REPUBLIKA.CO.ID, Perkembangan teknologi informasi, terutama internet, dinilai membuat anak-anak kian rentan terhadap eksploitasi seksual.
Orang dewasa yang seharusnya melindungi anak-anak, justru dapat menjadi predator seks yang tega. Bahkan, tidak jarang predator seksual itu merupakan orang yang akrab dengan si anak, atau malah anggota keluarga sendiri yang mengidap disorientasi tersembunyi.
Bagaimana melindungi buah hati dari bahaya itu? Menurut psikolog Diena Haryana, kasih sayang dan perhatian orang tua merupakan syarat utama.
Khususnya terhadap anak-anak usia 12-18 tahun. Diena menilai, mereka memiliki semangat dan rasa ingin tahu (curiosity) yang amat besar terhadap hal-hal baru. "Mereka juga ekspresif, selalu ingin didengar. Bersikap eksploratif terhadap hal-hal yang baru," kata Diena Haryana dalam sebuah diskusi di Kuningan, Jakarta, Ahad (21/2).
Namun, keingintahuan mereka tak disertai kemampuan bernalar yang cukup matang. Menurut Diena, itu disebabkan perkembangan jaringan otak anak-anak dan remaja memang belum sempurna.
Sehingga, mereka naif dan mudah mempercayai orang lain yang disukainya, tanpa pertimbangan dampak positif-negatif terlebih dulu.
Diena menuturkan, kelemahan itulah yang dimanfaatkan para pedofil sebagai celah. Para predator seksual itu berusaha merayu anak-anak atau remaja agar mereka merasa nyaman.

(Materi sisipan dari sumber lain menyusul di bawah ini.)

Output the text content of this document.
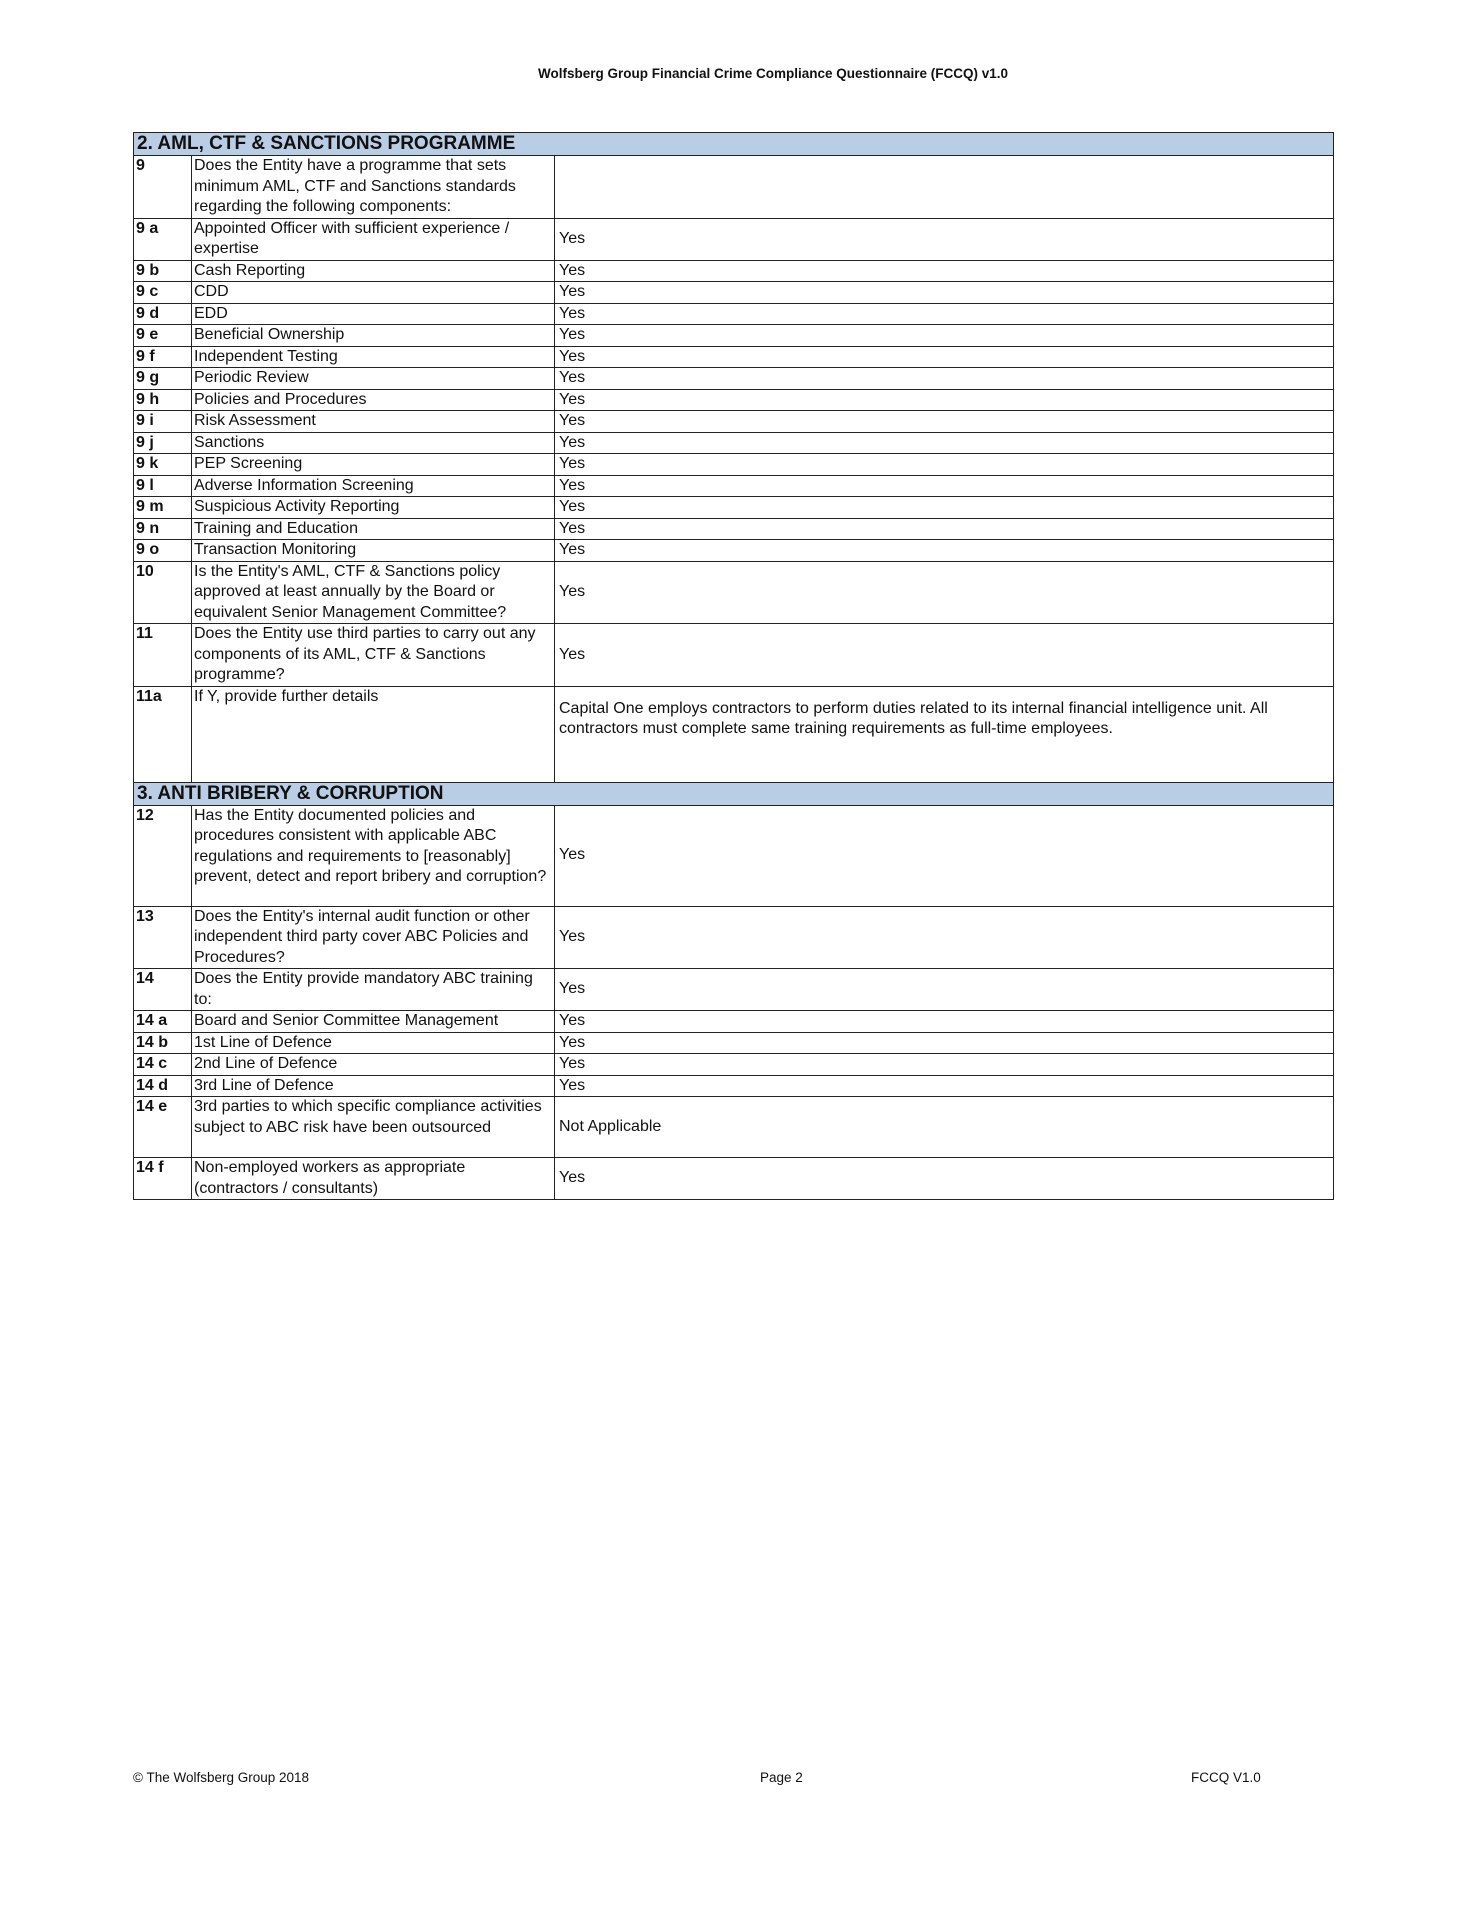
Wolfsberg Group Financial Crime Compliance Questionnaire (FCCQ) v1.0
2. AML, CTF & SANCTIONS PROGRAMME		
9	Does the Entity have a programme that sets minimum AML, CTF and Sanctions standards regarding the following components:	
9 a	Appointed Officer with sufficient experience / expertise	Yes
9 b	Cash Reporting	Yes
9 c	CDD	Yes
9 d	EDD	Yes
9 e	Beneficial Ownership	Yes
9 f	Independent Testing	Yes
9 g	Periodic Review	Yes
9 h	Policies and Procedures	Yes
9 i	Risk Assessment	Yes
9 j	Sanctions	Yes
9 k	PEP Screening	Yes
9 l	Adverse Information Screening	Yes
9 m	Suspicious Activity Reporting	Yes
9 n	Training and Education	Yes
9 o	Transaction Monitoring	Yes
10	Is the Entity's AML, CTF & Sanctions policy approved at least annually by the Board or equivalent Senior Management Committee?	Yes
11	Does the Entity use third parties to carry out any components of its AML, CTF & Sanctions programme?	Yes
11a	If Y, provide further details	Capital One employs contractors to perform duties related to its internal financial intelligence unit. All contractors must complete same training requirements as full-time employees.

3. ANTI BRIBERY & CORRUPTION		
12	Has the Entity documented policies and procedures consistent with applicable ABC regulations and requirements to [reasonably] prevent, detect and report bribery and corruption?	Yes
13	Does the Entity's internal audit function or other independent third party cover ABC Policies and Procedures?	Yes
14	Does the Entity provide mandatory ABC training to:	Yes
14 a	Board and Senior Committee Management	Yes
14 b	1st Line of Defence	Yes
14 c	2nd Line of Defence	Yes
14 d	3rd Line of Defence	Yes
14 e	3rd parties to which specific compliance activities subject to ABC risk have been outsourced	Not Applicable
14 f	Non-employed workers as appropriate (contractors / consultants)	Yes
© The Wolfsberg Group 2018	Page 2	FCCQ V1.0
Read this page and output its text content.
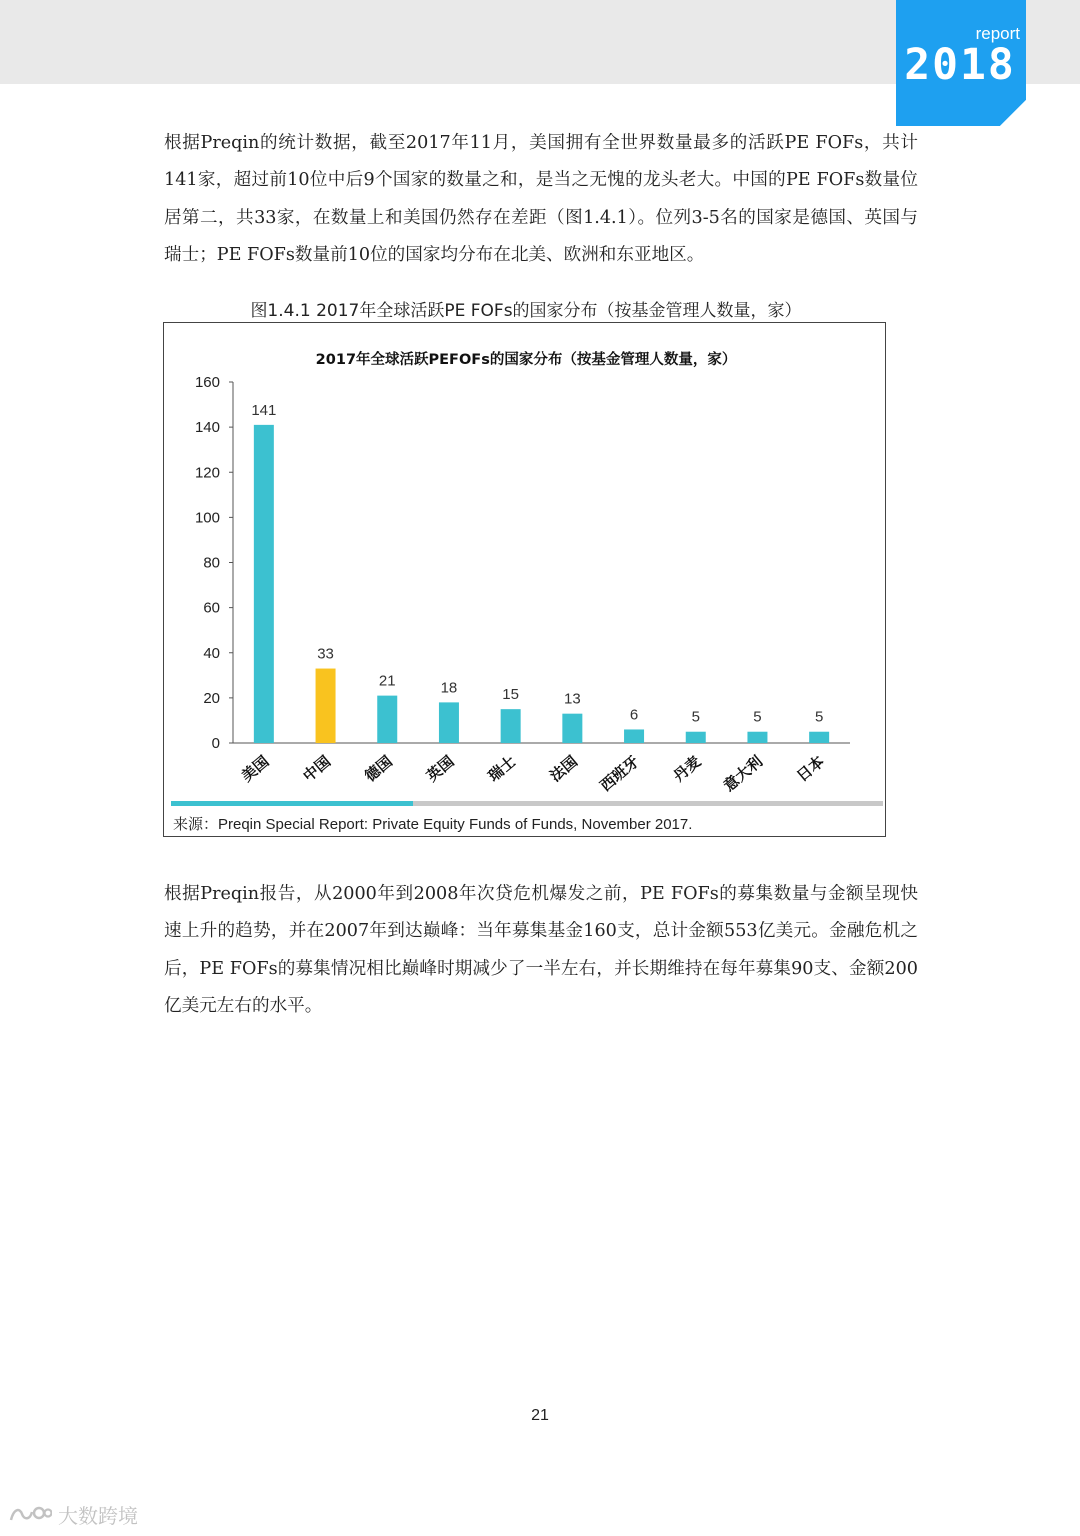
report
2018

根据Preqin的统计数据，截至2017年11月，美国拥有全世界数量最多的活跃PE FOFs，共计141家，超过前10位中后9个国家的数量之和，是当之无愧的龙头老大。中国的PE FOFs数量位居第二，共33家，在数量上和美国仍然存在差距（图1.4.1）。位列3-5名的国家是德国、英国与瑞士；PE FOFs数量前10位的国家均分布在北美、欧洲和东亚地区。

图1.4.1 2017年全球活跃PE FOFs的国家分布（按基金管理人数量，家）
2017年全球活跃PEFOFs的国家分布（按基金管理人数量，家）
0
20
40
60
80
100
120
140
160
141
美国
33
中国
21
德国
18
英国
15
瑞士
13
法国
6
西班牙
5
丹麦
5
意大利
5
日本
来源：Preqin Special Report: Private Equity Funds of Funds, November 2017.

根据Preqin报告，从2000年到2008年次贷危机爆发之前，PE FOFs的募集数量与金额呈现快速上升的趋势，并在2007年到达巅峰：当年募集基金160支，总计金额553亿美元。金融危机之后，PE FOFs的募集情况相比巅峰时期减少了一半左右，并长期维持在每年募集90支、金额200亿美元左右的水平。

21
大数跨境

Modusnya pun banyak yang memanfaatkan jaringan internet. Diena mencontohkan media pesan pendek di gawai yang diberi isi kurang pantas (sex-text), yang kerap dipakai pedofil predator anak-anak.
"Pedofil menarik hati dan kepercayaan anak melalui sex-text atau pengiriman pesan singkat yang sifatnya seksual melalui gawai," ujar dia.